Estate planning for many residents in Clark County, Nevada, involves ensuring assets and family heirlooms end up in the right hands. Estate planning should also encompass issues such as end-of-life care and decisions, and in some cases, they should include an understanding of business matters associated with the individual. When complex estates are not sorted out, or business matters are not carefully considered, heirs can be left with legal and other issues.
Sometimes, heirs decide to make legal issues part of their lives because they don't feel like the decedent or the estate was fairly treated. Such is the case with two heirs to the woman who inspired the Aunt Jemima brand.
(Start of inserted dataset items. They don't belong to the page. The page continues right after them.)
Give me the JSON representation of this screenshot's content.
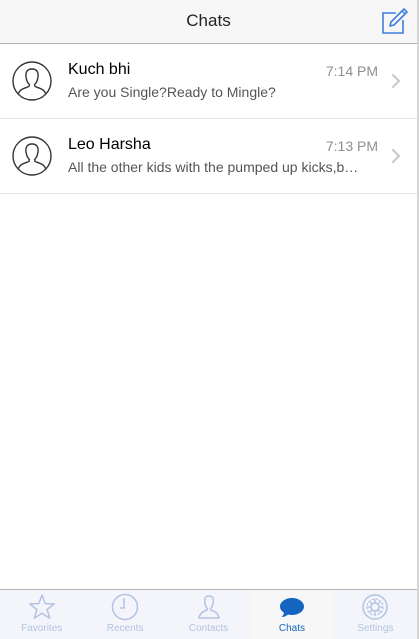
{
  "nav": {
    "title": "Chats",
    "compose_icon": "compose-icon"
  },
  "chats": [
    {
      "name": "Kuch bhi",
      "time": "7:14 PM",
      "preview": "Are you Single?Ready to Mingle?"
    },
    {
      "name": "Leo Harsha",
      "time": "7:13 PM",
      "preview": "All the other kids with the pumped up kicks,better run,better run"
    }
  ],
  "tabs": [
    {
      "label": "Favorites",
      "icon": "star-icon",
      "active": false
    },
    {
      "label": "Recents",
      "icon": "clock-icon",
      "active": false
    },
    {
      "label": "Contacts",
      "icon": "person-icon",
      "active": false
    },
    {
      "label": "Chats",
      "icon": "chat-bubble-icon",
      "active": true
    },
    {
      "label": "Settings",
      "icon": "gear-icon",
      "active": false
    }
  ],
  "colors": {
    "accent": "#1565c0",
    "inactive_tab": "#b3c3e3",
    "time_text": "#8e8e93"
  }
}
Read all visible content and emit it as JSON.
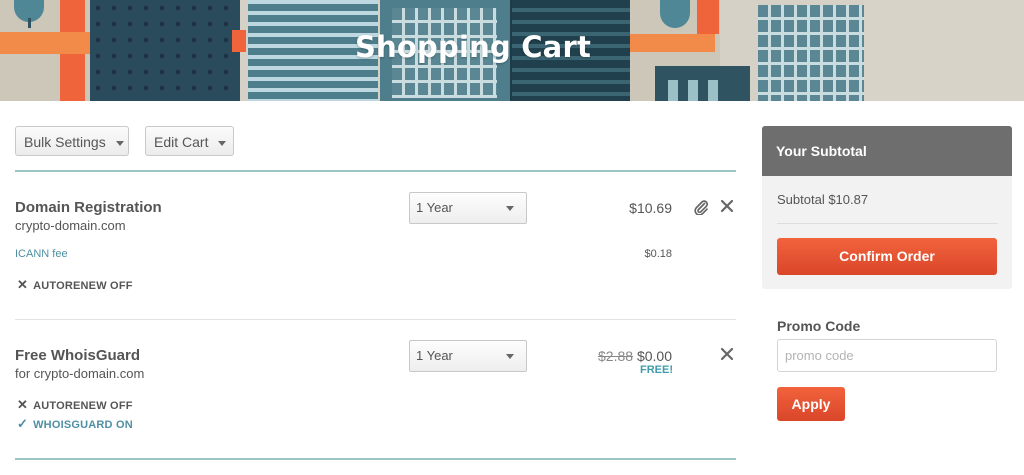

The woman, Anna Short Harrington, reportedly inspired the image of Aunt Jemima and worked for Quaker Oats for many years.
Her two grandsons are now alleging that Quaker Oaks, along with parent companies including Pinnacle Foods Group and PepsiCo, conspired to keep the estate from receiving royalties on the products. According to a lawsuit against the companies, the two men state that Quaker Oats denied that Harrington was an employee. According to the men, Quaker Oats trademarked Harrington's image and used her pancake recipes in their products.
The men are seeking $2 billion in past royalty payments. They say that the companies exploited their grandmother, using her recipes to gain profit but not paying her a fair share of royalties. The lawsuit seeks royalties that it claims are owed both Harrington and her estate.
Mixing estate and business matters can be complicated, which means individuals should only step forward once they have a good understanding of the matter. Seeking help from someone who understands how estate law interacts with business law is a good first step.